Leider hatte ich neulich keine Cam am Start. Sonst hätte man direkt kommentieren können, wie beknackt
es ist, nachts ohne Licht Rad zu fahren. Vor allem, wenn ein anderer Radfahrer ohne Licht entgegen kommt.

Crash. Boom. Bang. Schlüsselbein. Error. Es war schmerzhaft, aber es hätte schlimmer kommen können. Alles eine Frage der Perspektive. Mein Schlüsselbein wächst inzwischen wieder gut zusammen und mit der Plattform für SEEING X geht es auch voran. Wir sind sozusagen 0.9. Noch sind einige organisatorische Herausforderungen zu meistern. Aber in Kürze geht es beta. Dann wird’s interessant.

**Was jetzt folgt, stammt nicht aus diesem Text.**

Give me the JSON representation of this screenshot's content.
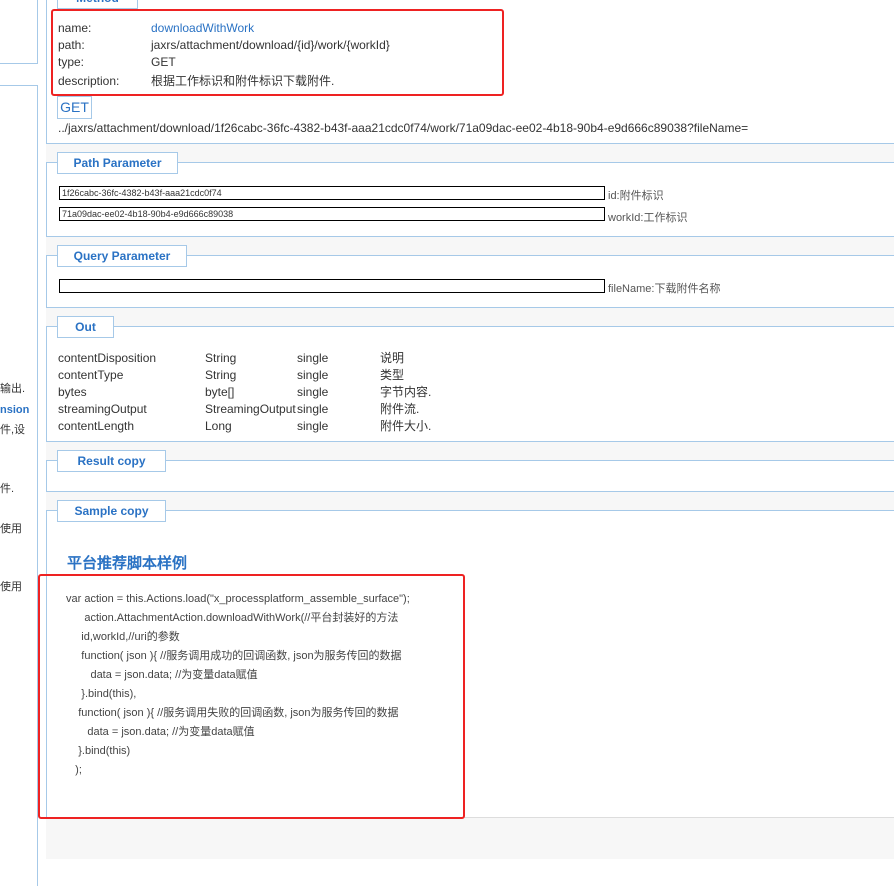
{
  "sidebar": {
    "fragments": [
      "输出.",
      "nsion",
      "件,设",
      "件.",
      "使用",
      "使用"
    ]
  },
  "method": {
    "legend": "Method",
    "name_label": "name:",
    "name": "downloadWithWork",
    "path_label": "path:",
    "path": "jaxrs/attachment/download/{id}/work/{workId}",
    "type_label": "type:",
    "type": "GET",
    "description_label": "description:",
    "description": "根据工作标识和附件标识下载附件.",
    "get_button": "GET",
    "url": "../jaxrs/attachment/download/1f26cabc-36fc-4382-b43f-aaa21cdc0f74/work/71a09dac-ee02-4b18-90b4-e9d666c89038?fileName="
  },
  "path_parameter": {
    "legend": "Path Parameter",
    "params": [
      {
        "value": "1f26cabc-36fc-4382-b43f-aaa21cdc0f74",
        "label": "id:附件标识"
      },
      {
        "value": "71a09dac-ee02-4b18-90b4-e9d666c89038",
        "label": "workId:工作标识"
      }
    ]
  },
  "query_parameter": {
    "legend": "Query Parameter",
    "params": [
      {
        "value": "",
        "label": "fileName:下载附件名称"
      }
    ]
  },
  "out": {
    "legend": "Out",
    "rows": [
      {
        "name": "contentDisposition",
        "type": "String",
        "mult": "single",
        "desc": "说明"
      },
      {
        "name": "contentType",
        "type": "String",
        "mult": "single",
        "desc": "类型"
      },
      {
        "name": "bytes",
        "type": "byte[]",
        "mult": "single",
        "desc": "字节内容."
      },
      {
        "name": "streamingOutput",
        "type": "StreamingOutput",
        "mult": "single",
        "desc": "附件流."
      },
      {
        "name": "contentLength",
        "type": "Long",
        "mult": "single",
        "desc": "附件大小."
      }
    ]
  },
  "result": {
    "legend": "Result copy"
  },
  "sample": {
    "legend": "Sample copy",
    "heading": "平台推荐脚本样例",
    "code": [
      "var action = this.Actions.load(\"x_processplatform_assemble_surface\");",
      "      action.AttachmentAction.downloadWithWork(//平台封装好的方法",
      "     id,workId,//uri的参数",
      "     function( json ){ //服务调用成功的回调函数, json为服务传回的数据",
      "        data = json.data; //为变量data赋值",
      "     }.bind(this),",
      "    function( json ){ //服务调用失败的回调函数, json为服务传回的数据",
      "       data = json.data; //为变量data赋值",
      "    }.bind(this)",
      "   );"
    ]
  }
}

Wer als Beta-Tester dabei sein möchte, kann sich gerne melden. Entweder an markus@medianautiker.de oder info@seeingx.com. Dann schicke ich gerne nähere Infos und einen Einladungslink. Unternehmerische Kooperationspartner sind ebenfalls willkommen.

Ein paar Anwendungsbeispiele für das, was wir bei SEEING X etwa machen, gibt es auf unserem Youtube-Channel. Wem die Doku über Odonien gefällt, kann ihr gerne zum Deutschen Webvideopreis verhelfen.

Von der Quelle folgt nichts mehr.